XPath Helper

By using the structure of a web page’s HTML and XPath (XML Path Language), you can retrieve elements and attribute values from XML/HTML documents that have a tree structure. This time, we will introduce an add-in that can be easily checked on the browser.

XPath is a concise syntax (language) for specifying and extracting specific parts from XML documents. It also supports HTML documents. While CSS uses selectors to extract specific parts of an HTML document, XPath is considered to be more concise and flexible.

The HTML data of a typical website should be displayed in the same structure for each page template. By utilizing this, you can retrieve elements from the page.

Utilizing Developer Tools

Browsers generally provide developer tools, which can be used to obtain XPath data.

For example, access the Sitecore Search product site, open the browser’s developer tools, and select the Elements tab.
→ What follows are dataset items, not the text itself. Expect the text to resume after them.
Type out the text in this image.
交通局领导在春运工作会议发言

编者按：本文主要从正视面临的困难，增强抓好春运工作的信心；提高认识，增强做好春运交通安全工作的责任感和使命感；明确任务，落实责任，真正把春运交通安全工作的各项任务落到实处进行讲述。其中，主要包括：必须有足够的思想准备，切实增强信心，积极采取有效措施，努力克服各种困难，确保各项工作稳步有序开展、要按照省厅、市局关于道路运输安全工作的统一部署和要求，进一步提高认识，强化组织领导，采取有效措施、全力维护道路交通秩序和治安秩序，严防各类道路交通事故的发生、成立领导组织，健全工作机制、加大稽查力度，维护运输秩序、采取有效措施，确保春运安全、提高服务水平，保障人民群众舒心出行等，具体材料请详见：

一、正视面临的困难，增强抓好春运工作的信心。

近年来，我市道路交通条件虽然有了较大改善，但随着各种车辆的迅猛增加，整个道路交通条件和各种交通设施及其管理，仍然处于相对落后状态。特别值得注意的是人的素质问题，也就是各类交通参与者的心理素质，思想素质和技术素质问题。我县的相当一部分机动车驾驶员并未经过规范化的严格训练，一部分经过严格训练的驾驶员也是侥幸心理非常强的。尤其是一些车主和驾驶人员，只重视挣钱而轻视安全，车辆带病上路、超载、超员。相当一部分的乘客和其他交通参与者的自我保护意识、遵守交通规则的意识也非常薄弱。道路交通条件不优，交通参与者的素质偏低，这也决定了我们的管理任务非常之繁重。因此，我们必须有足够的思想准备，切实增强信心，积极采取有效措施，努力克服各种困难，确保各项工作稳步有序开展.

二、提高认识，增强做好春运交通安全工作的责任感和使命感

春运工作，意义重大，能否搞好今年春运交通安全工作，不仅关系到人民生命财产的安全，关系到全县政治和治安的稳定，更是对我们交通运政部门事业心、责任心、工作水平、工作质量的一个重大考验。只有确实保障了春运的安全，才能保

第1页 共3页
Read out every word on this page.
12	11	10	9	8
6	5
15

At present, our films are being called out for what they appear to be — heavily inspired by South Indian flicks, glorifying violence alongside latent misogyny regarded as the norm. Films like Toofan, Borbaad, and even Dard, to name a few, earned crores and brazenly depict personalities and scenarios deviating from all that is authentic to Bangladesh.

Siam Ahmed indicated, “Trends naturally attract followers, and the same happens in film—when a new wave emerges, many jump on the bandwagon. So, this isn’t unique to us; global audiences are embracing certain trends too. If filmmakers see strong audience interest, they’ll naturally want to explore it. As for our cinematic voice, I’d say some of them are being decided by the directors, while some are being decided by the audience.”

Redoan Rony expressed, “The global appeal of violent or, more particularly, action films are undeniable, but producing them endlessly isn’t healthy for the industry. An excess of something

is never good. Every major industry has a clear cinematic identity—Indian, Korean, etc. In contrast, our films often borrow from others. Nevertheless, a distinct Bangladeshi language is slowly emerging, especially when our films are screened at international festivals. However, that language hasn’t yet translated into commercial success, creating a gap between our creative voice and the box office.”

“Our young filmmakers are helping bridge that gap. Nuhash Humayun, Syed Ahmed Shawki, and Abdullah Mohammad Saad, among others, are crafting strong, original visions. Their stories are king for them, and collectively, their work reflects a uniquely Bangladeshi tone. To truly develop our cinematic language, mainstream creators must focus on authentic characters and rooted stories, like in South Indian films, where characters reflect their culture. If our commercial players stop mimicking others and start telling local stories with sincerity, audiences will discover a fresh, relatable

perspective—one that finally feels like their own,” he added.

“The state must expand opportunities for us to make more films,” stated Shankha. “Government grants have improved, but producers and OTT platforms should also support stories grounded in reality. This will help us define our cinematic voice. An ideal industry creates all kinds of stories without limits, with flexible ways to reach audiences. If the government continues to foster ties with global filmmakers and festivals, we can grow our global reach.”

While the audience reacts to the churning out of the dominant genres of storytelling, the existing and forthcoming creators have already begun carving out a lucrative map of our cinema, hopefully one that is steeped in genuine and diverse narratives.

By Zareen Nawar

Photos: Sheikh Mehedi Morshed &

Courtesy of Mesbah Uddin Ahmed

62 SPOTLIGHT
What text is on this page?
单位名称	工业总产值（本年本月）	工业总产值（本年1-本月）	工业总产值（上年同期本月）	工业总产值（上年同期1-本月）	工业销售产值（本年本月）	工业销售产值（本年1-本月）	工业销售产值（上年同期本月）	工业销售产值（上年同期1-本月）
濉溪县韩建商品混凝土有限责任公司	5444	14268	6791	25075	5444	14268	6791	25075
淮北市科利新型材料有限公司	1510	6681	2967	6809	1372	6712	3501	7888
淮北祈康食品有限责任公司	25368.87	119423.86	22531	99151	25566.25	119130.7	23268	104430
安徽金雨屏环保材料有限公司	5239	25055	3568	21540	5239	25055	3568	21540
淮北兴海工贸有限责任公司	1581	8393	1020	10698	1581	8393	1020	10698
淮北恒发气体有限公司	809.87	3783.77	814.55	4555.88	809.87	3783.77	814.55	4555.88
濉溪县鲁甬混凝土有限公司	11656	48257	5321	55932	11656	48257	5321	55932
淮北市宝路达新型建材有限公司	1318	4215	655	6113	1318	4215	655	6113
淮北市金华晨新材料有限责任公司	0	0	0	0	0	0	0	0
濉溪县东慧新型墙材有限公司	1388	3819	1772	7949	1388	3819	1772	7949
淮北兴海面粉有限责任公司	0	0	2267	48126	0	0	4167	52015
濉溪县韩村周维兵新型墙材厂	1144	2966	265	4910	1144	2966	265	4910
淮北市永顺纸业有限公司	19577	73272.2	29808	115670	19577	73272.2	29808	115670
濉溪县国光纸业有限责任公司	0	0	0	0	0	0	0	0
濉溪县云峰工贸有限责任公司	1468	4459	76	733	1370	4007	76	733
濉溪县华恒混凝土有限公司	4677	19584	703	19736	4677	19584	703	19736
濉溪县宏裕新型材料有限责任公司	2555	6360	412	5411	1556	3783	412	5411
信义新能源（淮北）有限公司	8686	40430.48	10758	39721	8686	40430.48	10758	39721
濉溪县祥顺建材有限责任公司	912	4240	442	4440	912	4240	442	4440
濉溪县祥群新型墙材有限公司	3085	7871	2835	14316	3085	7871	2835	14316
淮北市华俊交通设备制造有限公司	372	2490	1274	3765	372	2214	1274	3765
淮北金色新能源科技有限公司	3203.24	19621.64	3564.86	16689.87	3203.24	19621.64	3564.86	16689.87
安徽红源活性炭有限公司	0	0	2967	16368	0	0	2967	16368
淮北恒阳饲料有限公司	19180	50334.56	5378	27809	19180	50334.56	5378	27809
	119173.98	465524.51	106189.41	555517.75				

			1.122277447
Then click the icon on the far left, which displays Select an element in the page to inspect it when hovered over, and click the part of the page you want to check.

inspect it

The source code will then point to the corresponding HTML code. Next, right-click on the indicated HTML code, and a menu will appear allowing you to check various data. This time, select Copy XPath.

Find XPath

Clicking it will copy the XPath value to the clipboard. The result of the XPath this time is as follows:

//*[@id="content"]/section[1]/div/div/div[1]/div[2]/h1

In this way, we have confirmed how to obtain the XPath value.

XPath Helper

Installation

As a browser extension, there is a tool called XPath Helper, so we will use this tool to check the data on this site. First, please install the following tool in your browser.

XPath Helper

After installing and enabling this extension, turning on the display of this tool will show two text boxes at the top of the browser.

XPath Helper

This completes the installation.

Usage

Let’s quickly check the data using XPath Helper. First, enter the XPath obtained at the beginning of this topic into the left text box. As a result, the title part is obtained and displayed in the right text box as follows.

Get content using XPath

Even if you move to another page with the same XPath, such as the XM Cloud page, you can obtain the page title because it has the same page structure.

Get content using XPath

In this way, when using XPath to obtain text from pages with the same structure, it is convenient to check the operation in advance.

In addition to the data displayed on the page, it is also possible to obtain values set as Meta data. For example, to obtain the value of og:description, you can use the following description.

//meta[@property='og:description']/@content

The result is displayed as follows.

Get content using XPath

Summary

By using XPath Helper, you can conveniently check how to set rules for obtaining data from page elements. While developer tools alone are sufficient for checking the structure of a page, using this tool allows you to efficiently proceed with work by confirming whether the same data can be obtained on other pages.